Sandia Labs increases efforts at abusing lithium-ion batteries for safety research

Aug 13, 2019 08:48 PM ET
Sandia Labs increases efforts at abusing lithium-ion batteries for safety research
According to a press release from Sandia National Laboratories, the testing lab now uses an indoor tower to drop 200-lb+ weights on lithium-ion batteries in efforts to learn more about how batteries respond to stress. This will be especially helpful in understanding how electric vehicle batteries may respond in an automobile accident.

“This becomes our ninth way of killing a battery,” said Sandia battery-abuse testing engineer Chris Grosso. “It hits with so much force that so far we are just chopping the batteries in half.”

The constant push for more storage and power drives the need for tests such as those offered by the new drop tower, said Sandia mechanical engineer June Stanley.

“As far as we know nobody in the U.S. has done any drop tests for impact testing like this,” Stanley said. The data collected will aid  in developing safer, more reliable batteries with more efficient performance. It will also help in responding to emergencies, such as electric-vehicle crashes, she said.

“An impact test like this is more real world, more realistic to what would happen,” she said. “The test can give us a better understanding for first responders and how they handle an emergency. It can also be beneficial for industry researching and developing new technology.”

The drop tower is inside a 14-ft tall hangar-type building that can easily be vented and cleared if there’s smoke from a battery fire. Researchers control the tower remotely and watch the action on monitors inside a trailer parked about 30 yd away.

A battery sits in a steel tray bolted to a load cell to measure the impact force at the base of the tower as a weight of at least 200 lb is perched above at heights up to 8 ft, 8 in. The push of a button unleashes the weight, and gravity takes over. Wires connected to the battery and the tower measure speed, force, temperature and voltage. Cameras record the impact and resulting carnage. Data flashes to computers in the trailer.

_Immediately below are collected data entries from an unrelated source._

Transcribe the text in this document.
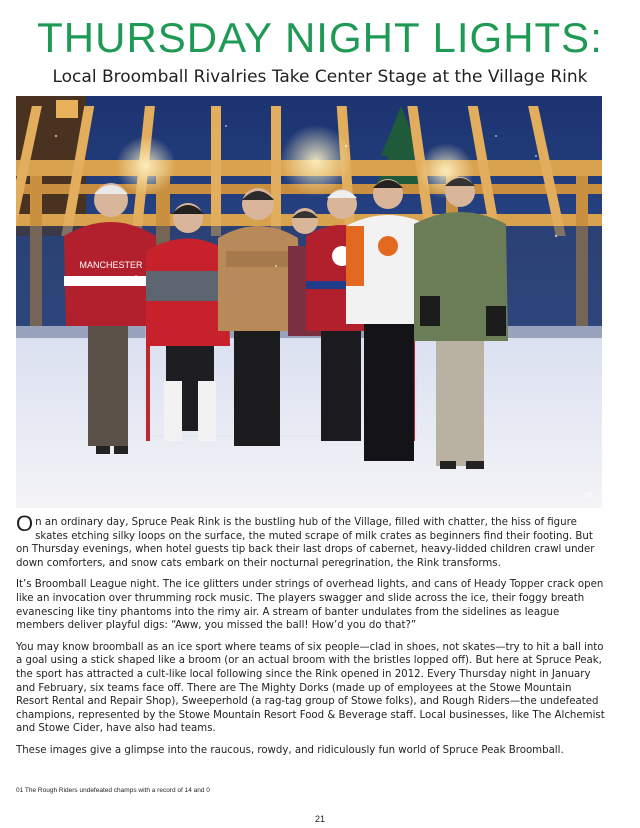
THURSDAY NIGHT LIGHTS:
Local Broomball Rivalries Take Center Stage at the Village Rink
MANCHESTER
01

On an ordinary day, Spruce Peak Rink is the bustling hub of the Village, filled with chatter, the hiss of figure skates etching silky loops on the surface, the muted scrape of milk crates as beginners find their footing. But on Thursday evenings, when hotel guests tip back their last drops of cabernet, heavy-lidded children crawl under down comforters, and snow cats embark on their nocturnal peregrination, the Rink transforms.

It’s Broomball League night. The ice glitters under strings of overhead lights, and cans of Heady Topper crack open like an invocation over thrumming rock music. The players swagger and slide across the ice, their foggy breath evanescing like tiny phantoms into the rimy air. A stream of banter undulates from the sidelines as league members deliver playful digs: “Aww, you missed the ball! How’d you do that?”

You may know broomball as an ice sport where teams of six people—clad in shoes, not skates—try to hit a ball into a goal using a stick shaped like a broom (or an actual broom with the bristles lopped off). But here at Spruce Peak, the sport has attracted a cult-like local following since the Rink opened in 2012. Every Thursday night in January and February, six teams face off. There are The Mighty Dorks (made up of employees at the Stowe Mountain Resort Rental and Repair Shop), Sweeperhold (a rag-tag group of Stowe folks), and Rough Riders—the undefeated champions, represented by the Stowe Mountain Resort Food & Beverage staff. Local businesses, like The Alchemist and Stowe Cider, have also had teams.

These images give a glimpse into the raucous, rowdy, and ridiculously fun world of Spruce Peak Broomball.

01 The Rough Riders undefeated champs with a record of 14 and 0
21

So far, the team has tested single-cell lithium-ion batteries and a 12-pack of such batteries taped together. While, the tests have not produced the sparks and heat that would occur in a slower-moving hydraulic crush test, they have collected useful data, Stanley said.

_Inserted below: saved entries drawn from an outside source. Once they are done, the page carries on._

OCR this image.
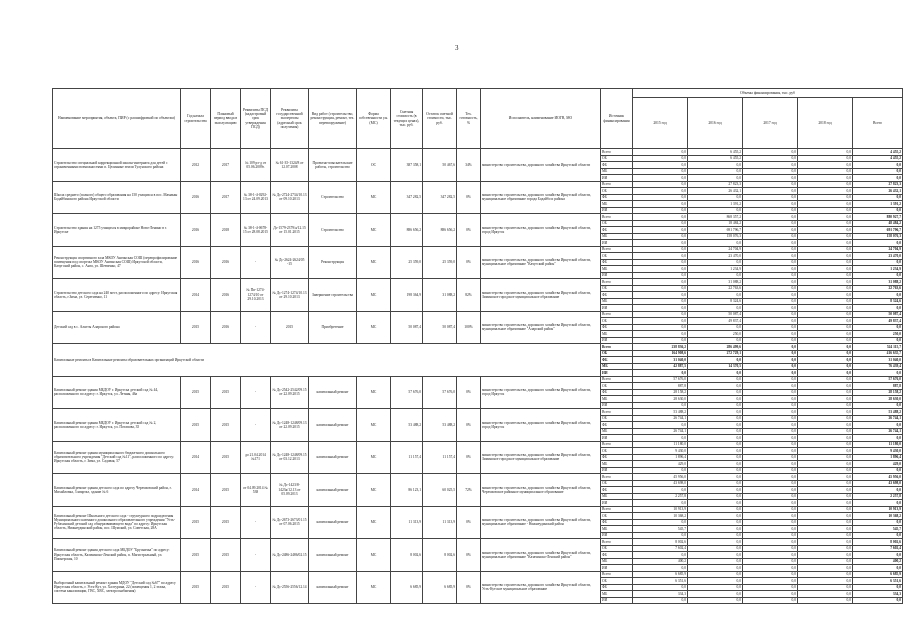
3
Наименование мероприятия, объекта, ПИР (с расшифровкой по объектам)	Год начала строительства	Плановый период ввода в эксплуатацию	Реквизиты ПСД (кадастровый срок утверждения ПСД)	Реквизиты государственной экспертизы (адресный срок получения)	Вид работ (строительство, реконструкция, ремонт, тех. перевооружение)	Форма собственности у.н.(МС)	Сметная стоимость (в текущих ценах), тыс. руб.	Остаток сметной стоимости, тыс. руб.	Тех. готовность, %	Исполнитель, наименование ИОГВ, МО	Источник финансирования	Объемы финансирования, тыс. руб				
												2015 год	2016 год	2017 год	2018 год	Всего
Строительство специальной коррекционной школы-интерната для детей с ограниченными возможностями п. Целинные земли Тулунского района	2012	2017	№ 109 рз-д от 05.06.2009г.	№ 61-35-1324/8 от 12.07.2008	Проектно-изыскательские работы, строительство	ОС	387 358,1	50 467,6	34%	министерство строительства, дорожного хозяйства Иркутской области	Всего	0,0	6 455,2	0,0	0,0	4 455,2
											ОБ	0,0	6 455,2	0,0	0,0	4 455,2
											ФБ	0,0	0,0	0,0	0,0	0,0
											МБ	0,0	0,0	0,0	0,0	0,0
											ИИ	0,0	0,0	0,0	0,0	0,0
Школа среднего (полного) общего образования на 150 учащихся в пос. Мамакан Бодайбинского района Иркутской области	2016	2017	№ 38-1-4-0292-13 от 24.09.2013	№ Дс-2724-2734/10.13 от 09.10.2013	Строительство	МС	347 282,5	347 282,5	0%	министерство строительства, дорожного хозяйства Иркутской области, муниципальное образование города Бодайбо и района	Всего	0,0	27 823,3	0,0	0,0	27 823,3
											ОБ	0,0	26 432,1	0,0	0,0	26 432,1
											ФБ	0,0	0,0	0,0	0,0	0,0
											МБ	0,0	1 391,2	0,0	0,0	1 391,2
											ИИ	0,0	0,0	0,0	0,0	0,0
Строительство здания на 1275 учащихся в микрорайоне Ново-Ленино в г. Иркутске	2016	2018	№ 38-1-4-0678-15 от 28.08.2015	Дс-1579-2379/а/12.15 от 15.01.2015	Строительство	МС	886 656,2	886 656,2	0%	министерство строительства, дорожного хозяйства Иркутской области, город Иркутск	Всего	0,0	868 357,2	0,0	0,0	880 927,7
											ОБ	0,0	18 484,2	0,0	0,0	48 484,2
											ФБ	0,0	691 796,7	0,0	0,0	691 796,7
											МБ	0,0	158 076,3	0,0	0,0	158 076,3
											ИИ	0,0	0,0	0,0	0,0	0,0
Реконструкция спортивного зала МКОУ Ангинская СОШ (перепрофилирование помещения под спортзал МКОУ Ангинская СОШ) Иркутской области, Качугский район, с. Анга, ул. Шевченко, 47	2016	2016	-	№ Дс-2624-2624/05 -15	Реконструкция	МС	25 359,0	25 359,0	0%	министерство строительства, дорожного хозяйства Иркутской области, муниципальное образование "Качугский район"	Всего	0,0	24 704,9	0,0	0,0	24 704,9
											ОБ	0,0	23 470,0	0,0	0,0	23 470,0
											ФБ	0,0	0,0	0,0	0,0	0,0
											МБ	0,0	1 234,9	0,0	0,0	1 234,9
											ИИ	0,0	0,0	0,0	0,0	0,0
Строительство детского сада на 240 мест, расположенного по адресу: Иркутская область, г.Зима, ул. Серегиенко, 11	2014	2016	№ Пп-1274-1274/10 от 29.10.2013	№ Дс-1274-1274/10.13 от 29.10.2013	Завершение строительства	МС	198 364,9	31 088,2	82%	министерство строительства, дорожного хозяйства Иркутской области, Зиминское городское муниципальное образование	Всего	0,0	31 088,2	0,0	0,0	31 088,2
											ОБ	0,0	22 763,6	0,0	0,0	22 763,6
											ФБ	0,0	0,0	0,0	0,0	0,0
											МБ	0,0	8 324,6	0,0	0,0	8 324,6
											ИИ	0,0	0,0	0,0	0,0	0,0
Детский сад в с. Алягты Аларского района	2015	2016	-	2015	Приобретение	МС	50 087,4	50 087,4	100%	министерство строительства, дорожного хозяйства Иркутской области, муниципальное образование "Аларский район"	Всего	0,0	50 087,4	0,0	0,0	50 087,4
											ОБ	0,0	49 837,4	0,0	0,0	49 837,4
											ФБ	0,0	0,0	0,0	0,0	0,0
											МБ	0,0	250,0	0,0	0,0	250,0
											ИИ	0,0	0,0	0,0	0,0	0,0
Капитальные ремонты в Капитальные ремонты образовательных организаций Иркутской области											Всего	238 836,2	286 499,6	0,0	0,0	524 115,7
											ОБ	164 908,6	272 729,1	0,0	0,0	416 635,7
											ФБ	31 040,0	0,0	0,0	0,0	31 040,0
											МБ	42 887,5	14 370,5	0,0	0,0	76 439,4
											ИИ	0,0	0,0	0,0	0,0	0,0
Капитальный ремонт здания МБДОУ г. Иркутска детский сад № 44, расположенного по адресу: г. Иркутск, ул. Летняя, 46а	2015	2015	-	№ Дс-2542-2542/09.15 от 22.09.2015	капитальный ремонт	МС	57 676,0	57 676,0	0%	министерство строительства, дорожного хозяйства Иркутской области, город Иркутск	Всего	57 676,0	0,0	0,0	0,0	57 676,0
											ОБ	887,8	0,0	0,0	0,0	887,8
											ФБ	28 158,2	0,0	0,0	0,0	28 158,2
											МБ	28 630,0	0,0	0,0	0,0	28 630,0
											ИИ	0,0	0,0	0,0	0,0	0,0
Капитальный ремонт здания МБДОУ г. Иркутска детский сад № 2, расположенного по адресу: г. Иркутск, ул. Потапова, 35	2015	2015	-	№ Дс-1248-1248/09.13 от 22.09.2015	капитальный ремонт	МС	53 488,2	53 488,2	0%	министерство строительства, дорожного хозяйства Иркутской области, город Иркутск	Всего	53 488,2	0,0	0,0	0,0	53 488,2
											ОБ	26 744,1	0,0	0,0	0,0	26 744,1
											ФБ	0,0	0,0	0,0	0,0	0,0
											МБ	26 744,1	0,0	0,0	0,0	26 744,1
											ИИ	0,0	0,0	0,0	0,0	0,0
Капитальный ремонт здания муниципального бюджетного дошкольного образовательного учреждения "Детский сад №11", расположенного по адресу: Иркутская область, г. Зима, ул. Садовая, 57	2014	2015	до 21.04.2014 №171	№ Дс-1248-1248/09.15 от 03.12.2013	капитальный ремонт	МС	11 157,4	11 157,4	0%	министерство строительства, дорожного хозяйства Иркутской области, Зиминское городское муниципальное образование	Всего	11 180,0	0,0	0,0	0,0	11 180,0
											ОБ	9 430,0	0,0	0,0	0,0	9 430,0
											ФБ	1 896,4	0,0	0,0	0,0	1 896,4
											МБ	429,0	0,0	0,0	0,0	429,0
											ИИ	0,0	0,0	0,0	0,0	0,0
Капитальный ремонт здания детского сада по адресу Черемховский район, г. Михайловка, 3 квартал, здание № 6	2014	2015	от 04.09.2014 № 538	№ Дс-1423/8-1423к/12.13 от 05.09.2013	капитальный ремонт	МС	86 123,1	60 025,5	72%	министерство строительства, дорожного хозяйства Иркутской области, Черемховское районное муниципальное образование	Всего	45 956,0	0,0	0,0	0,0	45 956,0
											ОБ	43 698,0	0,0	0,0	0,0	43 698,0
											ФБ	0,0	0,0	0,0	0,0	0,0
											МБ	2 257,8	0,0	0,0	0,0	2 257,8
											ИИ	0,0	0,0	0,0	0,0	0,0
Капитальный ремонт Школьного детского сада - структурного подразделения Муниципального казенного дошкольного образовательного учреждения "Усть-Рубахинский детский сад общеразвивающего вида" по адресу: Иркутская область, Нижнеудинский район, пос. Шумский, ул. Советская, 28А	2015	2015	-	№ Дс-2673-2673/01.15 от 07.06.2015	капитальный ремонт	МС	11 313,9	11 313,9	0%	министерство строительства, дорожного хозяйства Иркутской области, муниципальное образование - Нижнеудинский район	Всего	10 913,9	0,0	0,0	0,0	10 913,9
											ОБ	10 368,2	0,0	0,0	0,0	10 368,2
											ФБ	0,0	0,0	0,0	0,0	0,0
											МБ	545,7	0,0	0,0	0,0	545,7
											ИИ	0,0	0,0	0,0	0,0	0,0
Капитальный ремонт здания детского сада МБДОУ "Брусничка" по адресу: Иркутская область, Казачинско-Ленский район, п. Магистральный, ул. Пионерская, 10	2015	2015	-	№ Дс-2486-2486/02.15	капитальный ремонт	МС	8 002,6	8 002,6	0%	министерство строительства, дорожного хозяйства Иркутской области, муниципальное образование "Казачинско-Ленский район"	Всего	8 002,6	0,0	0,0	0,0	8 002,6
											ОБ	7 602,4	0,0	0,0	0,0	7 602,4
											ФБ	0,0	0,0	0,0	0,0	0,0
											МБ	400,2	0,0	0,0	0,0	400,2
											ИИ	0,0	0,0	0,0	0,0	0,0
Выборочный капитальный ремонт здания МДОУ "Детский сад №67" по адресу Иркутская область, г. Усть-Кут, ул. Халтурина, 22 (помещения 1, 2 этажа, система канализации, ГВС, ХВС, электроснабжения)	2015	2015	-	№ Дс-2556-2556/12.14	капитальный ремонт	МС	6 685,9	6 685,9	0%	министерство строительства, дорожного хозяйства Иркутской области, Усть-Кутское муниципальное образование	Всего	6 685,9	0,0	0,0	0,0	6 685,9
											ОБ	6 351,6	0,0	0,0	0,0	6 351,6
											ФБ	0,0	0,0	0,0	0,0	0,0
											МБ	334,3	0,0	0,0	0,0	334,3
											ИИ	0,0	0,0	0,0	0,0	0,0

In the aftermath of the drop, the batteries are unstable and the safety status of about half the cells is unknown, she said. “It certainly helps with a better understanding for first responders to handle a situation like that.”

The maximum weight that can be used to smash, crush or chop a battery is 500 lb because of the components chosen, Grosso said. “That can easily be upgraded, if needed, and we can keep adding weight to get more force.”